小説「サークル○サークル」01-81. 「動揺」

「そうだなぁ……。落ち着いているから、既婚者なのかな、と思ったけれど、若そうだし、独身かな?」
 ヒサシは然して悩んだ様子もなく、さらりと答えた。
「えぇ、そうなんです」
 アスカはあっさりとヒサシの言葉を肯定した。
 それが良かったのか悪かったのか、アスカにはわからない。

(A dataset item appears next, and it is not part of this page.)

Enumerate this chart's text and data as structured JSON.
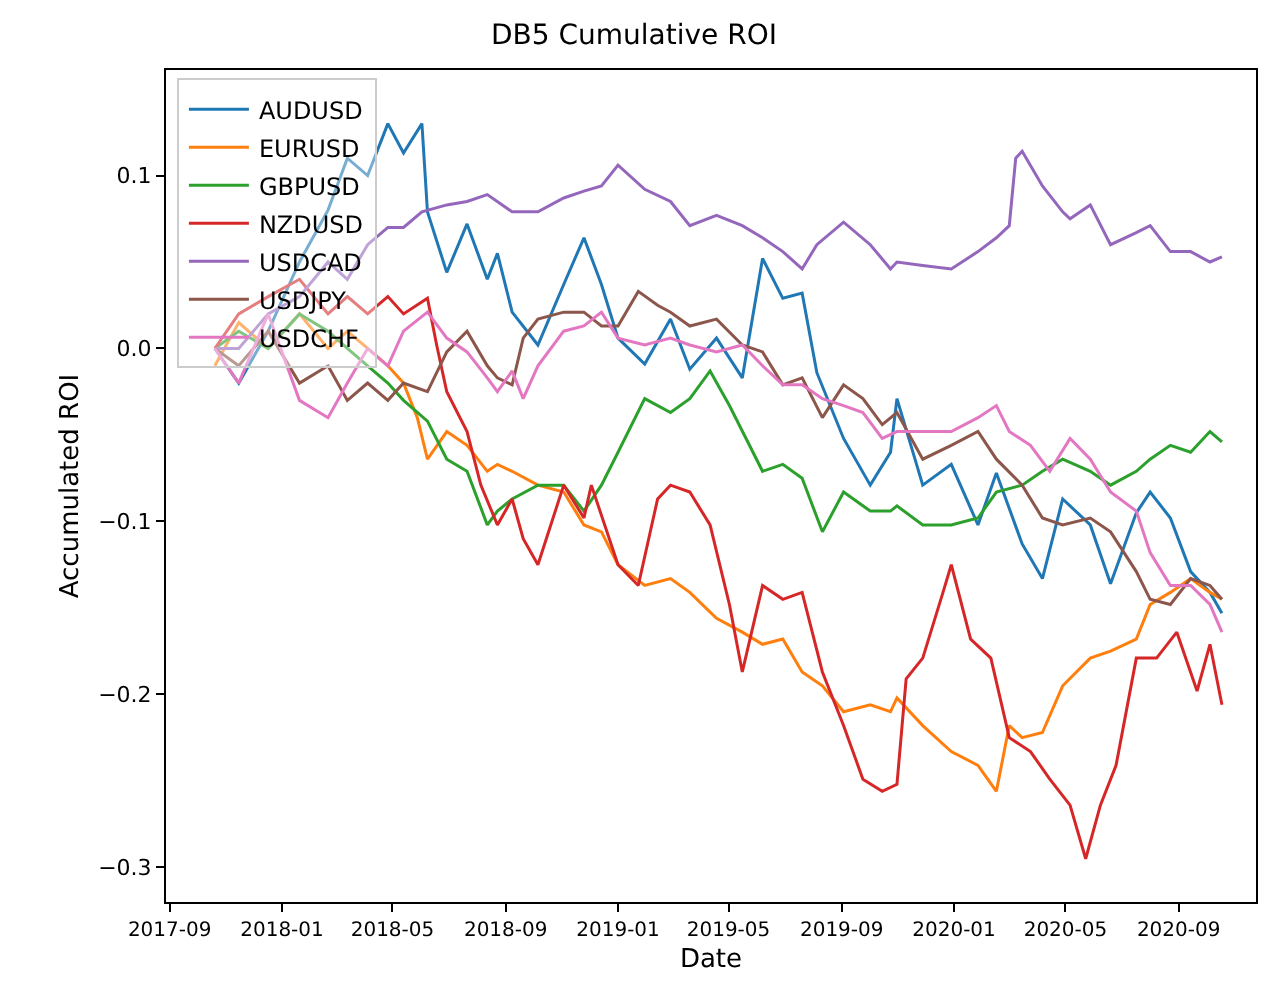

けれど、仕事を遂行しているという点では正解だと思った。少なくとも、これでヒサシが自分を浮気相手の一人にする可能性は上がった、さすがのヒサシも既婚者をターゲットにすることはないだろう、と踏んだのだ。アスカは次に言うべき、適当な言葉を探していたけれど、見つけることが出来ずにいた。ヒサシが口を開こうとした瞬間、遠くの席からアスカを呼ぶマスターの声が聞こえた。
「すみません、失礼します」
 アスカは会釈をし、ヒサシの元を後にする。内心、そっと胸を撫で下ろした。あのまま、あの場にいては、きっと何かしらボロを出していたに違いない。アスカはマスターの指示従い、別の客に食事を運ぶ。そんなアスカの姿をヒサシはじっと見据えていた。